From: Eric Armstrong on 28 Jul 2006 20:43 N Okia wrote: >> I have cygwin running on my machine at home. What's >> the best way to get ruby running on it? > > Startup the cygwin setup.exe program. Select Ruby from the list of > packages to install. Finish the installation. > Spectacular. Didn't know about the program. Thanks much.
From: Matt Lawrence on 28 Jul 2006 20:45 On Sat, 29 Jul 2006, Sam Smoot wrote: > I can appreciate the general Ruby community attitude that OS-Threading > isn't absolutely vital when you're on Linux and have _fork_ at the > ready, but under Windows it's very painful and really limits the types > of applications you can build with Ruby (with a reasonable amount of > effort) IME. This has been brought up at previous Ruby Conferences. It is my understanding that it is being worked on. So, relax and watch the blinking lights. -- Matt It's not what I know that counts. It's what I can remember in time to use.

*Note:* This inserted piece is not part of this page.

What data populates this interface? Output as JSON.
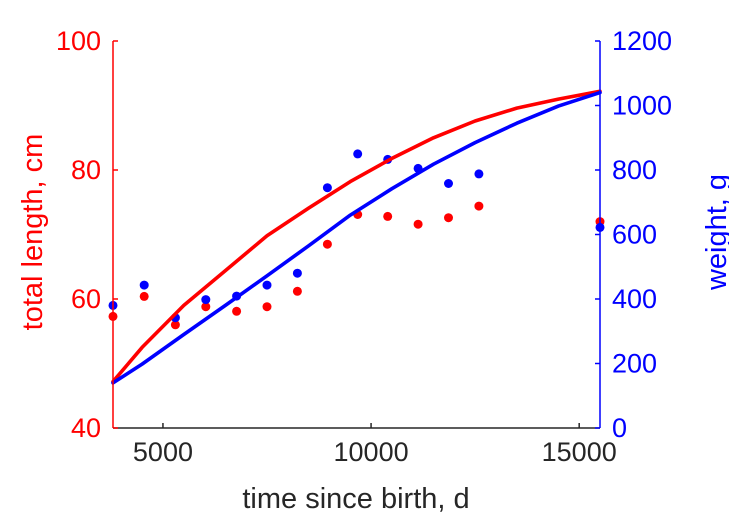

From: Eric Armstrong on 28 Jul 2006 20:49 Sam Smoot wrote: > > My experience has been that IO is blocking in Ruby/Windows. Just try > creating a background thread to insert into an MSSQL server through > WIN32OLE+ADO. It's an exercise in futility. :-) > Ah. That explains why the two counter threads worked. There was no I/O going on. But outside of computational supercomputers, there is zero point in having threads if they don't let you keep doing things while waiting for I/O. > ...under Windows it's very painful and really limits the types > of applications you can build with Ruby... > I'm forced to agree. My little application is dead in the water. Windows users would have been a major market for it. It would have helped drive ruby installs, which would have helped to drive awareness. Similarly with game programs, music programs, and a wide variety of other interesting applications. This limitation is a severe shot in the foot with respect to platform independence.
From: Srinivas JONNALAGADDA on 29 Jul 2006 05:45 On Sat, 2006-07-29 at 06:18 +0900, Eric Armstrong wrote: > Below. And now that I'm at work, rather than > at home, I've been able to determine that it > works as expected on my Solaris box, but fails > on Windows XP. (There, the display only updates > after pressing spacebar or some other key.) > Here is an improvisation to your code. This automatically exits at the end of the set timer, rather than wait for a 'q/Q' from the user. Greetings, JS ---- require 'curses' require 'thwait' count = ARGV[0] ? ARGV[0].to_i : 100 Curses.addstr "I am going to count #{count}. Press 'q' or 'Q' to exit.\n" Curses.refresh threads = ThreadsWait.new timer_thread = Thread.new do count.downto(1) do |i| Curses.addstr(".") Curses.refresh sleep 1 end end threads.join_nowait timer_thread wait_thread = Thread.new do while true c = Curses.getch case c when ?q, ?Q return true end end end threads.join_nowait wait_thread begin threads.next_wait ensure Thread.kill(timer_thread) Thread.kill(wait_thread) end
From: Jan Svitok on 29 Jul 2006 08:53 On 7/29/06, Eric Armstrong <Eric.Armstrong(a)sun.com> wrote: > So how would you implement a simple keyboard-controller > for threads on Windows? Maybe you can use kbhit() and getch() from msvcrt.dll kbhit returns whether there are any keystrokes in the buffer getc returns them. So, what I do is (or something similar, I don't have the exact code here): kbhit = Win32API.new('msvcrt','kbhit',...) getch = ... def wait_for_keypress while true if kbhit.Call ch = getch.Call while kbhit.Call # to flush the buffer return end sleep 0.1 # this should allow other threads to run end end J.